• Les Tintins de la Fin des Temps.

    On était en 1976. J’avais quinze ans et plus trop d’illusions en politique (Chirac ? Cochin ? La liste Weil ! Le PS ! Les Européennes !). On avait beaucoup attendu l’album, après l’étrange et drolatique Vol 714 pour Sydney qui recyclait le Matin des magiciens de Pauwels et Bergier : et l’on fut servi.
    Les picaros furent insultés ou incompris. C’était un album ingrat et exigeant, l’équivalent du cinéma d’auteur…

    On voyait bien qu’Hergé avait renoncé à sa mythologie jugée réac par l’Ennemi ; comme si l’on pouvait encore pratiquer le voyage absolu dans les années 70 marquées par le tourisme de masse, les vols charter, les tropiques à l’encan et l’abominable Guide du routard. Le vacancier occidental, bien reproduit depuis en Asie, fut le yéti, l’abominable homme des plages. Revoyez-les, ces Bronzés, ce qu’ils ont fait à l’Afrique et à la montagne.

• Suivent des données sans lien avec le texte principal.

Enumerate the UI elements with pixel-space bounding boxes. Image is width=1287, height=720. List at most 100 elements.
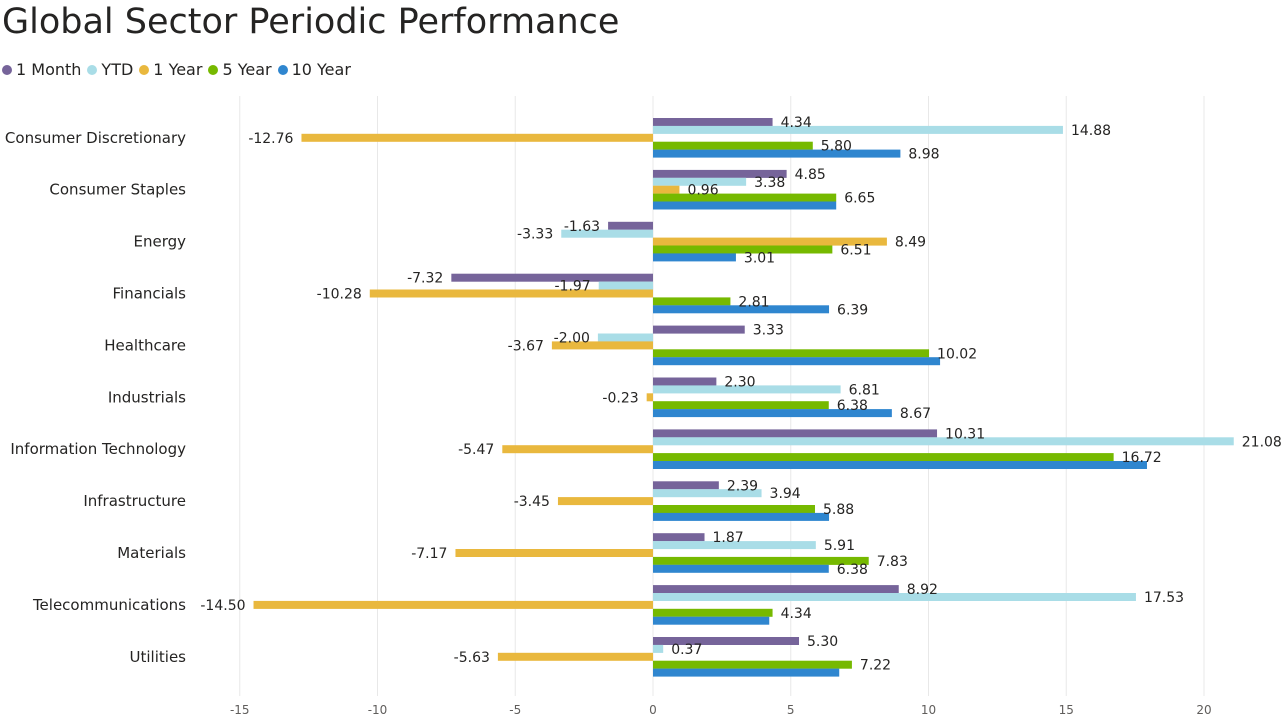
bar-5-year-telecommunications[interactable]	[653, 608, 773, 617]
bar-1-year-consumer-discretionary[interactable]	[301, 133, 653, 142]
bar-ytd-infrastructure[interactable]	[653, 489, 762, 498]
bar-10-year-infrastructure[interactable]	[653, 512, 830, 521]
data-label-1-month-materials: 1.87	[713, 530, 744, 546]
data-label-1-month-consumer-staples: 4.85	[795, 167, 826, 183]
bar-1-year-consumer-staples[interactable]	[653, 185, 680, 194]
data-label-ytd-consumer-discretionary: 14.88	[1071, 123, 1111, 139]
legend-item-10-year[interactable]: 10 Year	[277, 60, 351, 79]
bar-10-year-materials[interactable]	[653, 564, 829, 573]
category-label-information-technology: Information Technology	[10, 440, 186, 458]
bar-10-year-healthcare[interactable]	[653, 357, 941, 366]
bar-ytd-energy[interactable]	[561, 229, 653, 238]
bar-5-year-utilities[interactable]	[653, 660, 852, 669]
data-label-1-month-industrials: 2.30	[724, 375, 755, 391]
data-label-1-month-telecommunications: 8.92	[907, 582, 938, 598]
bar-ytd-materials[interactable]	[653, 541, 816, 550]
bar-1-year-financials[interactable]	[369, 289, 653, 298]
bar-5-year-healthcare[interactable]	[653, 349, 930, 358]
bar-10-year-consumer-staples[interactable]	[653, 201, 837, 210]
bar-5-year-consumer-staples[interactable]	[653, 193, 837, 202]
category-labels: Consumer Discretionary Consumer Staples En…	[5, 129, 186, 666]
category-label-energy: Energy	[133, 233, 186, 251]
x-tick-label: 0	[649, 703, 657, 717]
bar-1-month-telecommunications[interactable]	[653, 585, 899, 594]
data-label-ytd-healthcare: -2.00	[554, 331, 590, 347]
bar-1-month-information-technology[interactable]	[653, 429, 938, 438]
bar-ytd-information-technology[interactable]	[653, 437, 1234, 446]
legend-item-1-month[interactable]: 1 Month	[2, 60, 81, 79]
bar-1-year-telecommunications[interactable]	[253, 600, 653, 609]
data-label-5-year-utilities: 7.22	[860, 658, 891, 674]
data-label-1-year-information-technology: -5.47	[458, 442, 494, 458]
bar-10-year-consumer-discretionary[interactable]	[653, 149, 901, 158]
bar-10-year-financials[interactable]	[653, 305, 830, 314]
bar-1-month-energy[interactable]	[608, 221, 653, 230]
bar-1-month-utilities[interactable]	[653, 637, 800, 645]
bar-1-year-healthcare[interactable]	[551, 341, 653, 350]
bar-ytd-healthcare[interactable]	[597, 333, 653, 342]
data-labels: 4.34 14.88 -12.76 5.80 8.98 4.85 3.38 0.96 6.65 -…	[200, 115, 1281, 674]
bar-1-year-utilities[interactable]	[497, 652, 653, 661]
bar-ytd-financials[interactable]	[598, 281, 653, 290]
bar-10-year-information-technology[interactable]	[653, 461, 1147, 469]
bar-5-year-infrastructure[interactable]	[653, 505, 815, 513]
bar-1-year-infrastructure[interactable]	[557, 497, 653, 506]
bar-1-year-energy[interactable]	[653, 237, 887, 246]
bar-10-year-utilities[interactable]	[653, 668, 840, 677]
chart-title: Global Sector Periodic Performance	[2, 2, 620, 42]
legend-marker-icon	[87, 64, 98, 75]
legend-label: 1 Year	[153, 60, 203, 79]
bar-10-year-energy[interactable]	[653, 253, 736, 262]
data-label-1-month-infrastructure: 2.39	[727, 478, 758, 494]
x-tick-label: 10	[921, 703, 936, 717]
legend: 1 Month YTD 1 Year 5 Year 10 Year	[2, 60, 357, 79]
bar-5-year-industrials[interactable]	[653, 401, 829, 410]
data-label-1-month-consumer-discretionary: 4.34	[781, 115, 812, 131]
bar-5-year-materials[interactable]	[653, 556, 869, 565]
data-label-1-year-industrials: -0.23	[602, 390, 638, 406]
bar-5-year-financials[interactable]	[653, 297, 731, 306]
bar-1-month-consumer-staples[interactable]	[653, 169, 787, 178]
bar-5-year-energy[interactable]	[653, 245, 833, 254]
data-label-5-year-information-technology: 16.72	[1122, 450, 1162, 466]
category-label-consumer-staples: Consumer Staples	[49, 181, 186, 199]
bar-1-year-materials[interactable]	[455, 549, 653, 557]
bar-ytd-consumer-discretionary[interactable]	[653, 125, 1063, 134]
data-label-1-year-energy: 8.49	[895, 235, 926, 251]
data-label-5-year-infrastructure: 5.88	[823, 502, 854, 518]
bar-1-month-industrials[interactable]	[653, 377, 717, 386]
data-label-10-year-materials: 6.38	[837, 562, 868, 578]
bar-1-month-materials[interactable]	[653, 533, 705, 542]
data-label-ytd-utilities: 0.37	[671, 642, 702, 658]
bar-1-month-financials[interactable]	[451, 273, 653, 282]
x-tick-label: 20	[1196, 703, 1211, 717]
bar-5-year-consumer-discretionary[interactable]	[653, 141, 813, 150]
data-label-1-year-healthcare: -3.67	[508, 338, 544, 354]
legend-item-1-year[interactable]: 1 Year	[139, 60, 202, 79]
legend-label: 1 Month	[16, 60, 82, 79]
category-label-financials: Financials	[113, 285, 187, 303]
bar-1-month-consumer-discretionary[interactable]	[653, 118, 773, 126]
data-label-1-month-healthcare: 3.33	[753, 323, 784, 339]
data-label-10-year-industrials: 8.67	[900, 406, 931, 422]
bar-ytd-consumer-staples[interactable]	[653, 177, 747, 186]
category-label-consumer-discretionary: Consumer Discretionary	[5, 129, 186, 147]
category-label-materials: Materials	[117, 544, 186, 562]
bar-ytd-utilities[interactable]	[653, 644, 664, 653]
bar-ytd-telecommunications[interactable]	[653, 593, 1136, 601]
bar-ytd-industrials[interactable]	[653, 385, 841, 394]
bar-1-year-industrials[interactable]	[646, 393, 653, 402]
bar-5-year-information-technology[interactable]	[653, 453, 1114, 462]
data-label-1-month-energy: -1.63	[564, 219, 600, 235]
bar-1-month-healthcare[interactable]	[653, 325, 745, 334]
data-label-5-year-energy: 6.51	[840, 243, 871, 259]
bar-10-year-telecommunications[interactable]	[653, 616, 770, 625]
legend-label: 5 Year	[222, 60, 272, 79]
bar-10-year-industrials[interactable]	[653, 409, 892, 418]
bar-1-month-infrastructure[interactable]	[653, 481, 719, 490]
bar-1-year-information-technology[interactable]	[502, 445, 653, 454]
data-label-5-year-consumer-discretionary: 5.80	[821, 139, 852, 155]
data-label-1-year-telecommunications: -14.50	[200, 598, 245, 614]
legend-item-5-year[interactable]: 5 Year	[208, 60, 272, 79]
legend-item-ytd[interactable]: YTD	[87, 60, 133, 79]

En revoyant l’Eternel retour avec Madeleine Sologne et Jean Marais, je la trouve sublime, cette montagne enneigée : elle ne l’est plus. Elle a été déniaisée et, comme dit Pagnol, l’honneur ça ne sert qu’une fois. Stations de ski… Et vous avez vu dans Rt.com à quoi ressemble l’Everest ? A un WC géant.  

    C’est qu’avec la société de consommation (la mort, en vieux latin) la télé était passée par là avec le couillon tout-terrain Séraphin Lampion : bagnole, télé, Pastis, rigolade. Sans oublier la profanation du voyage que l’on nomme tourisme. 1.5 milliard de touristes maintenant… Pauvre Tintin, pauvre voyage initiatique. On pense à Céline (toujours) :

    « Je voudrais voir un peu Louis XIV face à un "assuré social"... Il verrait si l’État c'est lui ! »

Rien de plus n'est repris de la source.